Wind output in Germany is predicted to rise to about 15 gigawatts tomorrow, Meteologica SA, a Madrid-based weather forecaster, said on its website. That compares with an average level of 5 gigawatts, according to data from Leipzig, Germany- based European Energy Exchange AG on Bloomberg.

Hourly Prices

The maximum temperature in Frankfurt tomorrow will be 10 degrees Celsius (50 Fahrenheit) versus a five-year average of 3 degrees, CustomWeather Inc. data show.

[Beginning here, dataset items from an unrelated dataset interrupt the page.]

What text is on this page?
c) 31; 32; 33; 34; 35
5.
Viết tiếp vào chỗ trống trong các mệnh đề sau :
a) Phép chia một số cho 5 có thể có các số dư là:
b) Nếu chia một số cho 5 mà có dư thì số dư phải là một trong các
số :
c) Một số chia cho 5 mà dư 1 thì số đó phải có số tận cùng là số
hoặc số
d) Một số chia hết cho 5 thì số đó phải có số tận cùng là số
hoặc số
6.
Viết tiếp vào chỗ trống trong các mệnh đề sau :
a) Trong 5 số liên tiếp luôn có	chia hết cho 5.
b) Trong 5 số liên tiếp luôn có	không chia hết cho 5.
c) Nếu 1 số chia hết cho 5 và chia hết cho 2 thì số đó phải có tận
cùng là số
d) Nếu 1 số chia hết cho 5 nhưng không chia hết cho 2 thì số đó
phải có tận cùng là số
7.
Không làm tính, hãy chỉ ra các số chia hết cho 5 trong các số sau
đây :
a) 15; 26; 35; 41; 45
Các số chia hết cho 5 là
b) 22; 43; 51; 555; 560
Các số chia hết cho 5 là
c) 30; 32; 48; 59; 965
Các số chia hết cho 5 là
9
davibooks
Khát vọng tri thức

The nation can expect “exceptionally mild weather,” according to a forecast by Deutscher Wetterdienst.

Renewable power use rose 8 percent this year, boosting its share to 12 percent of total consumption, according to preliminary data from Arbeitsgemeinschaft Energiebilanzen e.V., an industry lobby.

Intraday trading has increased in Germany as renewable energy creates more variability in the supply, and sources, of electricity throughout the day. Hourly prices have been negative depending on how much capacity is available when renewable generation peaks and there’s a surplus of power.

“Negative prices are not so much of an issue for traders who are used to negative within-day prices and know the risks,” Mark Owen-Lloyd, co-founder of Leap Trading Ltd., said today by e-mail.